The following steps were performed in the modeling:
- Assuming a base case of 300 ft effective fracture half-length and fracture spacing of 18 ft (25-ft cluster spacing with 45-degree frac angle relative to wellbore), multiple scenarios of reservoir permeability ranging from 0.00005 md to 0.1 md were modeled for one year and three years of production.
- For each reservoir permeability scenario, different fracture conductivities were explored to determine the minimum fracture conductivity needed to have less than 1% difference in cumulative oil production from the maximum achievable in the given time frame. It is important to note that these criteria do not represent an economic optimization of conductivity.
- Repeated steps 1 and 2 for a fracture spacing of 36 ft (50-ft cluster spacing with 45-degree frac angle relative to wellbore) to demonstrate the effect of fracture spacing.
The results in the plots in Figure 3 provide a comparison of two different cluster (frac spacings) versus reservoir permeability and producing time (one year versus three years). It shows that high-intensity horizontal completions in unconventional reservoirs with very small cluster and frac spacing require much less fracture conductivity (generally below 10 md-ft) than previous widely spaced clusters or vertical well completions. Also, the move to reduce fracture driven well interference with shorter frac lengths will additionally reduce fracture conductivity requirements for most unconventional permeability scenarios.
Summarizing the above results in a qualitative way, Liberty Oilfield Services sees that the minimum fracture conductivity needed for the range of permeabilities encountered in unconventional plays decreases with tighter fracture spacing and shorter fracture half-lengths (the current trend in high-intensity completions as well as offset well frac hit mitigation).
The results also indicate that the minimum fracture conductivity needed based on the concept of having sufficient dimensionless fracture conductivity is probably too conservative and represents an upper bound. This is because the traditional definition of dimensionless fracture conductivity assumes constant reservoir deliverability during the early time flow period, which is very high. With time, as fracture interference sets in and flow starts to transition away from linear flow, reservoir deliverability declines, and therefore the required fracture conductivity decreases as well (left plot in Figure 3). Although the traditional concept of FcD can be used for a rough initial conductivity estimate, it is a “moving optimum target” in unconventional horizontal wells since it is also a function of production time, cluster spacing and well spacing.
This implies that more detailed reservoir and fracture modeling in conjunction with net present value analysis using actual completion costs must be performed for each specific case to truly optimize required fracture conductivities.
The Midland Basin covers a wide range of reservoir conditions with estimations of regional sand usage exceeding 80% of the total sand in the basin. A Lower Spraberry modeling scenario (Figure 4) produces from a mid-length lateral with a modern completion design. The flow control uses a constant BHP for the term of the simulation. Three-year cumulative oil volumes are within 3% for the regional and white 100 mesh sand cases.

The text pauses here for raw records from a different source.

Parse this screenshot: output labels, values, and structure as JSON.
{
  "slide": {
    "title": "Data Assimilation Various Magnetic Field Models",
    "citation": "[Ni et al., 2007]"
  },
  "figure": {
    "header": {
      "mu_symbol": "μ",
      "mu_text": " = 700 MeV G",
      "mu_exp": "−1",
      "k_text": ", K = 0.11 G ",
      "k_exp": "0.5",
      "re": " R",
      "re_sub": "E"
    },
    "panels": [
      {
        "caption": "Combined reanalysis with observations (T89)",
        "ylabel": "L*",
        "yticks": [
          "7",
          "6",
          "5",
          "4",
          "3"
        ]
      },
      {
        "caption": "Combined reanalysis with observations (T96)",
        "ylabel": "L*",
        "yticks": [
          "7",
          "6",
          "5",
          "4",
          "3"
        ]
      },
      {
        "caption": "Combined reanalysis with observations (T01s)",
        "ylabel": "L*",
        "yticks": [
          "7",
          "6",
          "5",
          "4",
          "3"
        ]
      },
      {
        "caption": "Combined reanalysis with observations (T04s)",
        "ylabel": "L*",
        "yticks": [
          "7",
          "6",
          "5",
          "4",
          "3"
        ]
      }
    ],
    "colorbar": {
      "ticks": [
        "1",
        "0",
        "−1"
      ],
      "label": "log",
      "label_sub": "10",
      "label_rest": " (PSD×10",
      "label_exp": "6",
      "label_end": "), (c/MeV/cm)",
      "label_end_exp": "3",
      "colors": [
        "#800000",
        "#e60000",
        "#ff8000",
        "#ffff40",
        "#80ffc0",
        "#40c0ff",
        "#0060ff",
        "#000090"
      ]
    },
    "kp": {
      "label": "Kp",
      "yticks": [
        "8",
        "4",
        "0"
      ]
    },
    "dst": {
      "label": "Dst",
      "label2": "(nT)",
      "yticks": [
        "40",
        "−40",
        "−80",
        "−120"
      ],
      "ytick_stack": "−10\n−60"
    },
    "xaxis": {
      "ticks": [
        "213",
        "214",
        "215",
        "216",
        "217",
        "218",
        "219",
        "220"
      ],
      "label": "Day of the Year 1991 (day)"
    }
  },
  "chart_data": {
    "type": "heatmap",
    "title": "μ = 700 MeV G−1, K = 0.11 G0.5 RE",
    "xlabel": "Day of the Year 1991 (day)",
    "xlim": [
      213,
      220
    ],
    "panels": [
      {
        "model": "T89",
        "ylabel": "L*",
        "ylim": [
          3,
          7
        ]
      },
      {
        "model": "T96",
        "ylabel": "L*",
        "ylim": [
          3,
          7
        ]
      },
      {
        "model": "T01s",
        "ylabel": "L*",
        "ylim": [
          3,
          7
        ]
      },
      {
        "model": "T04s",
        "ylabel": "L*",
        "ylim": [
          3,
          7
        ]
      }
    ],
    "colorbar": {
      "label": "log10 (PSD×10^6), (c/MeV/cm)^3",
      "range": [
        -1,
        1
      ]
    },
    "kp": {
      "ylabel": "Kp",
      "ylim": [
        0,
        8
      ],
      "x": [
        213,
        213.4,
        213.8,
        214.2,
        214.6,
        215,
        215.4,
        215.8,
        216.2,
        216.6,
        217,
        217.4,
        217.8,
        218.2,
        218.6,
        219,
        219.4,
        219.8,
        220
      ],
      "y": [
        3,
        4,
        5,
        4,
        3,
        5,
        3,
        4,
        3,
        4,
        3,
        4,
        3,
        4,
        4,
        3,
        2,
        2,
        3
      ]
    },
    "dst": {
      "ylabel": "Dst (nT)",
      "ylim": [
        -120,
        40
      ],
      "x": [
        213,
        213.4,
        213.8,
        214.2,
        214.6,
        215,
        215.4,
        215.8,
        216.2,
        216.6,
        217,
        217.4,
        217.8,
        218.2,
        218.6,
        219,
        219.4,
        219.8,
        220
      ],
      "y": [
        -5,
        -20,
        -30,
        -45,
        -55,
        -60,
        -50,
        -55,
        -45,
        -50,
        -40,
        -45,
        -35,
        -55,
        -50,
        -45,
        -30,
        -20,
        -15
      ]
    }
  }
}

Though the white sand well produces slightly more oil, the economics for the regional sand well are superior, given the difference in proppant cost. At the time of this analysis, white sand was 3.5 times the cost of regional sand.
This article shows the benefit of using a combination of Big Data statistical tools, laboratory test results, fracture diagnostics and detailed physical modeling for holistic well performance evaluation with respect to proppant selection and completion optimization, which will be critical for the success of future unconventional oil and gas development.